Human nature what it is, more times than not, I focus on the grief, struggle and hardship from my out-of-control trampoline and not on my selfless spotters. Likewise, I need to set my attention not on falling, but on being caught.

The most difficult challenge has been letting go of spotters. I have spent hours figuring out why they vanish. Bottom line is, who is meant to spot at that moment, is the one meant to be there. That’s faith in a nutshell.

My spotters are “God behind skin.”  They are my faithful supporters, my guides; they let me know that faith is not always blind, but sometimes is delivered in three-dimensional form. And, here’s another face of faith. During those times when I felt like I was close to taking a final plunge off the trampoline of life, I did not do it.  You see, spotting is a two-way job. I have to be available to exchange roles. Spotting is good for me since it peels me away from my tiny pin-holed view of a trampoline and affords me a more sweeping look at the bigger picture, which makes life feel so much more manageable.
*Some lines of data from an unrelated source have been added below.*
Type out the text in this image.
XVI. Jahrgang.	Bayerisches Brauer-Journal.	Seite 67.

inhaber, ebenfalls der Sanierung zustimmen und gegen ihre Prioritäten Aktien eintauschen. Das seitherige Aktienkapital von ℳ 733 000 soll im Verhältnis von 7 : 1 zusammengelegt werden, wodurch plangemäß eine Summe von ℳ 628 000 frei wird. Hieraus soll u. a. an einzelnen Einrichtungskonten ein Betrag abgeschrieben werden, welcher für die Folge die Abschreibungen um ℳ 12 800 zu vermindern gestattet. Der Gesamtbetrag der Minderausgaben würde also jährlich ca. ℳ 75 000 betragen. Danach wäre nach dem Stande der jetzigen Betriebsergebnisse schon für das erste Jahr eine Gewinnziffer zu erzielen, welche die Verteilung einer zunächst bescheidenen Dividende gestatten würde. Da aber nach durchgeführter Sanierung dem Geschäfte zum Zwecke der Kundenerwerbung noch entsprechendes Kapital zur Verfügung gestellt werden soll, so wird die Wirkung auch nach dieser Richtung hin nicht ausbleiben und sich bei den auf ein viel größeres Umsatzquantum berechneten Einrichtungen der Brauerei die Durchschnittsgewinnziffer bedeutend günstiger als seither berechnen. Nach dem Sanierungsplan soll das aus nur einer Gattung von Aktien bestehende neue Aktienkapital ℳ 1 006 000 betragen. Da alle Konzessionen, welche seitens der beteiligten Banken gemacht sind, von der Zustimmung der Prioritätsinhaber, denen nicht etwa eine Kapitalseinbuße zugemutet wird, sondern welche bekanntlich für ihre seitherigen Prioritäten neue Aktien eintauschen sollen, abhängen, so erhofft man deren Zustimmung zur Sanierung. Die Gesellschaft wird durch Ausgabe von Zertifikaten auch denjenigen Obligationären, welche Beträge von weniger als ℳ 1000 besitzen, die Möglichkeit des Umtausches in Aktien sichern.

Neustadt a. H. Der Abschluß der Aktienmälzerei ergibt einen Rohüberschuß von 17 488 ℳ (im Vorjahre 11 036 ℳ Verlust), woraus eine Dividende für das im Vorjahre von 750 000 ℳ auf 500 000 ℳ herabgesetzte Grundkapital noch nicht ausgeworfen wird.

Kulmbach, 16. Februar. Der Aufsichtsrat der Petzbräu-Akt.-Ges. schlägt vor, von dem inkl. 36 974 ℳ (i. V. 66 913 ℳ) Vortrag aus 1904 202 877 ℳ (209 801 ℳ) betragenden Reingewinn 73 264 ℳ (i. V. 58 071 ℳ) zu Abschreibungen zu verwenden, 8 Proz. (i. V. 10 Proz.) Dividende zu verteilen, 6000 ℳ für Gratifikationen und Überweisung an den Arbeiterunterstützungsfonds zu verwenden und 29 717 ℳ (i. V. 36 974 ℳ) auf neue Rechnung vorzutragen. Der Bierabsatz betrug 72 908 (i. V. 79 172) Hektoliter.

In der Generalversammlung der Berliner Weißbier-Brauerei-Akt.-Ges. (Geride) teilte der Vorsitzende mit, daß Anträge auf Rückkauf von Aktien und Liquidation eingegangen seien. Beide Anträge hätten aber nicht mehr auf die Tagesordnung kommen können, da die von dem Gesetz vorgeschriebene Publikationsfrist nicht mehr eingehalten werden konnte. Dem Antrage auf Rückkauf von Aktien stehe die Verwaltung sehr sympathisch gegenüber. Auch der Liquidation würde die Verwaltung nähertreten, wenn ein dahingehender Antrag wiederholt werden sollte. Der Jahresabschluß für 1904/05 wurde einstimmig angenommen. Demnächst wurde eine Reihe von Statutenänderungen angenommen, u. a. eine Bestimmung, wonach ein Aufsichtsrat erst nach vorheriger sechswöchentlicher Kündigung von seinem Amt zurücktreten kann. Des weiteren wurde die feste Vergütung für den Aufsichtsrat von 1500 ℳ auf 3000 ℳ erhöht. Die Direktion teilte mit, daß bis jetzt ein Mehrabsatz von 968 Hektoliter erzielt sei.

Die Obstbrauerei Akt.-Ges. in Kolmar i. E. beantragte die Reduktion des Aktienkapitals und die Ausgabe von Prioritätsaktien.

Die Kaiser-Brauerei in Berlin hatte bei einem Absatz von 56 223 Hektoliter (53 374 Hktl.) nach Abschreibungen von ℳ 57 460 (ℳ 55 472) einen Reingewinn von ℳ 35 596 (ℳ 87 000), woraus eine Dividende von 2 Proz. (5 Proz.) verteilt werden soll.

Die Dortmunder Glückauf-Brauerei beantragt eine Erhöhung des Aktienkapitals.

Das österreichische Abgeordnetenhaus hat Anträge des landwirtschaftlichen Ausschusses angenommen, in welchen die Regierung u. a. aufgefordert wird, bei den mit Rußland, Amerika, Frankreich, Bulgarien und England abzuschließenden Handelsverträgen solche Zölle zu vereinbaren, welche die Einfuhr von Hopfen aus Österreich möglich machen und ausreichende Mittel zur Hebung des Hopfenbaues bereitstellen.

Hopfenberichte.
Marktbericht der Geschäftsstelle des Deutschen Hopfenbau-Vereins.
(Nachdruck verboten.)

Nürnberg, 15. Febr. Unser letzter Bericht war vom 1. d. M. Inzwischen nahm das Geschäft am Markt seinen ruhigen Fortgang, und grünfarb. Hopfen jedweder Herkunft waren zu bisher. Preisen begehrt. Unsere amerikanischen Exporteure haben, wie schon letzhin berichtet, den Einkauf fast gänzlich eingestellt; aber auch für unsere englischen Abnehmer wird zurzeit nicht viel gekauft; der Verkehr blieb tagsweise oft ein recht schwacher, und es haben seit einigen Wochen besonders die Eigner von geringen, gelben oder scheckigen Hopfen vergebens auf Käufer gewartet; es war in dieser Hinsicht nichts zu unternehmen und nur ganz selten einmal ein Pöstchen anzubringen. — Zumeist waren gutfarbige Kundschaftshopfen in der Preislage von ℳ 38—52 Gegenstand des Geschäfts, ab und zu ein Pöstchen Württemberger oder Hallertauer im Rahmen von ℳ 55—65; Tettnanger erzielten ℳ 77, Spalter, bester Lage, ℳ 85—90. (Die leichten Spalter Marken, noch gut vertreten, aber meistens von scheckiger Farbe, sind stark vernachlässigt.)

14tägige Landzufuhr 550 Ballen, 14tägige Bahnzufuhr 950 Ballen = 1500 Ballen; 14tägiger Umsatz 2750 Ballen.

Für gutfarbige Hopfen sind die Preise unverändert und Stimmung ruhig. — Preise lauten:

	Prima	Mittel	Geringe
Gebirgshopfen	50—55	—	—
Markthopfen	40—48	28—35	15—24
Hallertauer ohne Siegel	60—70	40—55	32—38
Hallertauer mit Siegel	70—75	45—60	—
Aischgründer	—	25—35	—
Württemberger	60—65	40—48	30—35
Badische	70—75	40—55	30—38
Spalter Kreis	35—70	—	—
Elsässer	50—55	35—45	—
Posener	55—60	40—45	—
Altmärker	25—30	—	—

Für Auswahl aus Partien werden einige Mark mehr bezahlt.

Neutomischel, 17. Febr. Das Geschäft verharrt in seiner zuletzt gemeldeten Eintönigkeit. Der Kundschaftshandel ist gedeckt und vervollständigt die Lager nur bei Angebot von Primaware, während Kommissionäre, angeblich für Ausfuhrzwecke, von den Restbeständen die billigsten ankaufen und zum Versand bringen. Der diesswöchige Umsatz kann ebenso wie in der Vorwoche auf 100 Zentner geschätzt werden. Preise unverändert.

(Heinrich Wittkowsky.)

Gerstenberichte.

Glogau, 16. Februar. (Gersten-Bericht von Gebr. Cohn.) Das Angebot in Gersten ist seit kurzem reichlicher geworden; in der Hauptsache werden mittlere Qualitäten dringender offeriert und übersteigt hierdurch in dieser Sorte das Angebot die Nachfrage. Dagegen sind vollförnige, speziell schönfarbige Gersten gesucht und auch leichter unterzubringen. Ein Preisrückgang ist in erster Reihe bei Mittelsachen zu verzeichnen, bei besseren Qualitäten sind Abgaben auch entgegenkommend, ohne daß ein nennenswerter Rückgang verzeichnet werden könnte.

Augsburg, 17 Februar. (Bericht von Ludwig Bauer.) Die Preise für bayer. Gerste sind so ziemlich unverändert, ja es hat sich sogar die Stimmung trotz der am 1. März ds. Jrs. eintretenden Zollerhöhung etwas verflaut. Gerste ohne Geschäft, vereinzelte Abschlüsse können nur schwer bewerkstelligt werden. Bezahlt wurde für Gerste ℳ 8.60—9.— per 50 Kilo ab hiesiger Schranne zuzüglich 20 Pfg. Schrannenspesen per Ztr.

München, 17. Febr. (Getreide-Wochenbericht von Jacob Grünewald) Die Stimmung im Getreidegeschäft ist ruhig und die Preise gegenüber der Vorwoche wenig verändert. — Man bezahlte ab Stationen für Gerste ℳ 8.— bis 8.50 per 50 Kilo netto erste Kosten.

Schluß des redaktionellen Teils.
Now in a trailblazing life such as mine, the falls have never and will never be unavoidable. Instead, it is the way in which I fall. When I am confident that at least one pair of strong arms will catch me, I take the leap of faith. I let go. Give up the reins. Lean in and go with the flow. I have traveled both ways—holding on and letting go—and one thing I am certain of: Grace cannot pour forth when hands with an iron grip suffocate it. On the trampoline of life, no matter how high the ups go and low the downs go, a little trust, and I have something to fall into.